The first is that they have found similar anomalies in lodging, that is, wind-damaged crop. One might expect that BLT would go back and reassess their crop circle findings in light of this fact, but instead they theorise that some lodging - they call it 'strange lodging' - is in fact malformed crop circles, or to put it another way, was caused by the same 'forces' that make crop circles but which lacked the extra oomph to be able to render a geometric pattern. I've seen a lot of lodging over the years, and nobody has ever quite been able to tell me precisely what the difference is between 'strange lodging' and plain old 'lodging', aside from the fact that crop anomalies have been found in the former. This reminds me a little of the fact that nobody has ever been able to tell me precisely what a 'genuine' crop circle is, or to give me date and location of a 100% genuine crop circle, together with the 100% proof, despite the fact that I have asked for it on numerous occasions. But I digress.
My second BLT caveat is that crop anomalies have been found in formations known to have been made by people. A group of researchers led by Dr Simeon Hein – who as far as I can tell is a real Doctor (of Sociology, I believe) conducted a number of experiments in which they paid farmers for the use of their fields and then made formations and analysed them afterwards. Here are some pictures from a formation they made near Cherhill in Wiltshire in 2003, showing bent and blackened nodes.

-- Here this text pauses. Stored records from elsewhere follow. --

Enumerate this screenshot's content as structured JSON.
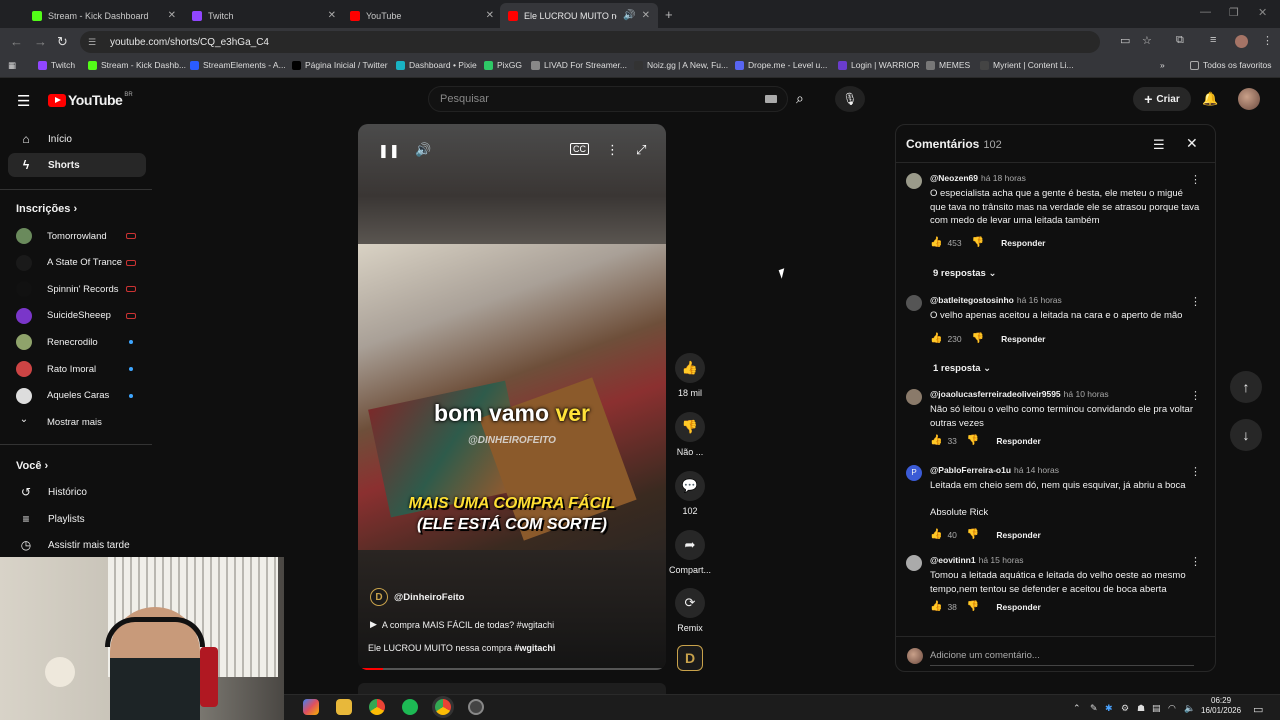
{
  "browser": {
    "tabs": [
      {
        "title": "Stream - Kick Dashboard",
        "favicon_color": "#53fc18",
        "active": false
      },
      {
        "title": "Twitch",
        "favicon_color": "#9146ff",
        "active": false
      },
      {
        "title": "YouTube",
        "favicon_color": "#ff0000",
        "active": false
      },
      {
        "title": "Ele LUCROU MUITO nessa c",
        "favicon_color": "#ff0000",
        "active": true
      }
    ],
    "new_tab": "+",
    "url": "youtube.com/shorts/CQ_e3hGa_C4",
    "bookmarks": [
      {
        "label": "Twitch",
        "color": "#9146ff"
      },
      {
        "label": "Stream - Kick Dashb...",
        "color": "#53fc18"
      },
      {
        "label": "StreamElements - A...",
        "color": "#2a5cff"
      },
      {
        "label": "Página Inicial / Twitter",
        "color": "#000000"
      },
      {
        "label": "Dashboard • Pixie",
        "color": "#19b3c4"
      },
      {
        "label": "PixGG",
        "color": "#2ec866"
      },
      {
        "label": "LIVAD For Streamer...",
        "color": "#888888"
      },
      {
        "label": "Noiz.gg | A New, Fu...",
        "color": "#333333"
      },
      {
        "label": "Drope.me - Level u...",
        "color": "#5865f2"
      },
      {
        "label": "Login | WARRIOR",
        "color": "#6a3ccc"
      },
      {
        "label": "MEMES",
        "color": "#777777"
      },
      {
        "label": "Myrient | Content Li...",
        "color": "#444444"
      }
    ],
    "all_favorites": "Todos os favoritos"
  },
  "header": {
    "logo_text": "YouTube",
    "country_code": "BR",
    "search_placeholder": "Pesquisar",
    "create_label": "Criar"
  },
  "sidebar": {
    "main": [
      {
        "label": "Início",
        "icon": "home-icon"
      },
      {
        "label": "Shorts",
        "icon": "shorts-icon"
      }
    ],
    "subs_heading": "Inscrições",
    "subscriptions": [
      {
        "name": "Tomorrowland",
        "color": "#6a8a5c",
        "status": "live"
      },
      {
        "name": "A State Of Trance",
        "color": "#1a1a1a",
        "status": "live"
      },
      {
        "name": "Spinnin' Records",
        "color": "#111111",
        "status": "live"
      },
      {
        "name": "SuicideSheeep",
        "color": "#7a36c9",
        "status": "live"
      },
      {
        "name": "Renecrodilo",
        "color": "#8fa36b",
        "status": "new"
      },
      {
        "name": "Rato Imoral",
        "color": "#c44",
        "status": "new"
      },
      {
        "name": "Aqueles Caras",
        "color": "#ddd",
        "status": "new"
      }
    ],
    "show_more": "Mostrar mais",
    "you_heading": "Você",
    "you_items": [
      {
        "label": "Histórico",
        "icon": "history-icon"
      },
      {
        "label": "Playlists",
        "icon": "playlists-icon"
      },
      {
        "label": "Assistir mais tarde",
        "icon": "watch-later-icon"
      }
    ]
  },
  "video": {
    "caption_main": "bom vamo",
    "caption_highlight": "ver",
    "watermark": "@DINHEIROFEITO",
    "caption_line1": "MAIS UMA COMPRA FÁCIL",
    "caption_line2": "(ELE ESTÁ COM SORTE)",
    "channel": "@DinheiroFeito",
    "channel_initial": "D",
    "song": "A compra MAIS FÁCIL de todas? #wgitachi",
    "title_prefix": "Ele LUCROU MUITO nessa compra ",
    "title_hashtag": "#wgitachi",
    "progress": 0.07
  },
  "actions": [
    {
      "label": "18 mil",
      "icon": "like-icon",
      "glyph": "👍"
    },
    {
      "label": "Não ...",
      "icon": "dislike-icon",
      "glyph": "👎"
    },
    {
      "label": "102",
      "icon": "comment-icon",
      "glyph": "💬"
    },
    {
      "label": "Compart...",
      "icon": "share-icon",
      "glyph": "➦"
    },
    {
      "label": "Remix",
      "icon": "remix-icon",
      "glyph": "⟳"
    }
  ],
  "comments_panel": {
    "title": "Comentários",
    "count": "102",
    "reply_label": "Responder",
    "add_placeholder": "Adicione um comentário...",
    "comments": [
      {
        "user": "@Neozen69",
        "when": "há 18 horas",
        "text": "O especialista acha que a gente é besta, ele meteu o migué que tava no trânsito mas na verdade ele se atrasou porque tava com medo de levar uma leitada também",
        "likes": "453",
        "replies": "9 respostas",
        "avatar_color": "#9a9a8a"
      },
      {
        "user": "@batleitegostosinho",
        "when": "há 16 horas",
        "text": "O velho apenas aceitou a leitada na cara e o aperto de mão",
        "likes": "230",
        "replies": "1 resposta",
        "avatar_color": "#555555"
      },
      {
        "user": "@joaolucasferreiradeoliveir9595",
        "when": "há 10 horas",
        "text": "Não só leitou o velho como terminou convidando ele pra voltar outras vezes",
        "likes": "33",
        "replies": "",
        "avatar_color": "#8a7a6a"
      },
      {
        "user": "@PabloFerreira-o1u",
        "when": "há 14 horas",
        "text": "Leitada em cheio sem dó, nem quis esquivar, já abriu a boca\n\nAbsolute Rick",
        "likes": "40",
        "replies": "",
        "avatar_color": "#3b5bd6",
        "initial": "P"
      },
      {
        "user": "@eovitinn1",
        "when": "há 15 horas",
        "text": "Tomou a leitada aquática e leitada do velho oeste ao mesmo tempo,nem tentou se defender e aceitou de boca aberta",
        "likes": "38",
        "replies": "",
        "avatar_color": "#aaaaaa"
      }
    ]
  },
  "taskbar": {
    "time": "06:29",
    "date": "16/01/2026"
  }
}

[20 / 21 Cherhill 2003 pic 1 and pic 2]
This kind of research is generally ignored by the crop circle community, and there's a sense that Hein – who started out just like any other curious croppie - is almost committing an act of betrayal by even undertaking it. But invariably, anybody who starts out as a croppie and then conducts research which demonstrates man's ability to make circles is quickly shunned or insulted or deemed to be in the pockets of government agencies, and their work is rapidly forgotten. Which is, I think, a shame.

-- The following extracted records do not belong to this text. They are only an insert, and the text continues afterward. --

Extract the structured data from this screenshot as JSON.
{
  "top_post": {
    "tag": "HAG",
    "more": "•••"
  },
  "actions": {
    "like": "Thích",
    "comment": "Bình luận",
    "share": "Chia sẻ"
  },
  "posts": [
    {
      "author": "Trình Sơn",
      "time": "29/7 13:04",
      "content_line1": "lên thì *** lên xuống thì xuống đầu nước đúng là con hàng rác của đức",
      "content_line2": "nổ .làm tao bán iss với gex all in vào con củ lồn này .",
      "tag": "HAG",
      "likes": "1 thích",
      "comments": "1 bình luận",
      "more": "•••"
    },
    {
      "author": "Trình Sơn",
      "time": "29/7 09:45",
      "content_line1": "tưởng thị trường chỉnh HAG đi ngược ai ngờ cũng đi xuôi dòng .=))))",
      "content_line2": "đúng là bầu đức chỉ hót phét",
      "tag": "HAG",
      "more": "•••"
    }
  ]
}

Another formation in which anomalous crop samples were found is this one.
[22. Avebury, July 1999]
This was commissioned by the Daily Mail, and made in a field overlooking Avebury in July 1999. When later asked in an interview what anomalous crop findings were doing in a commissioned formation, Levengood posited that a plasma vortex had hit the field a few weeks beforehand, and was of sufficient strength to affect the crop but not of sufficient strength to make a formation, and thereafter – by an amazing coincidence – a team of circlemakers just happened to construct a formation on exactly the same spot weeks later. Now maybe it's just me, but I personally don't find that a very satisfying explanation."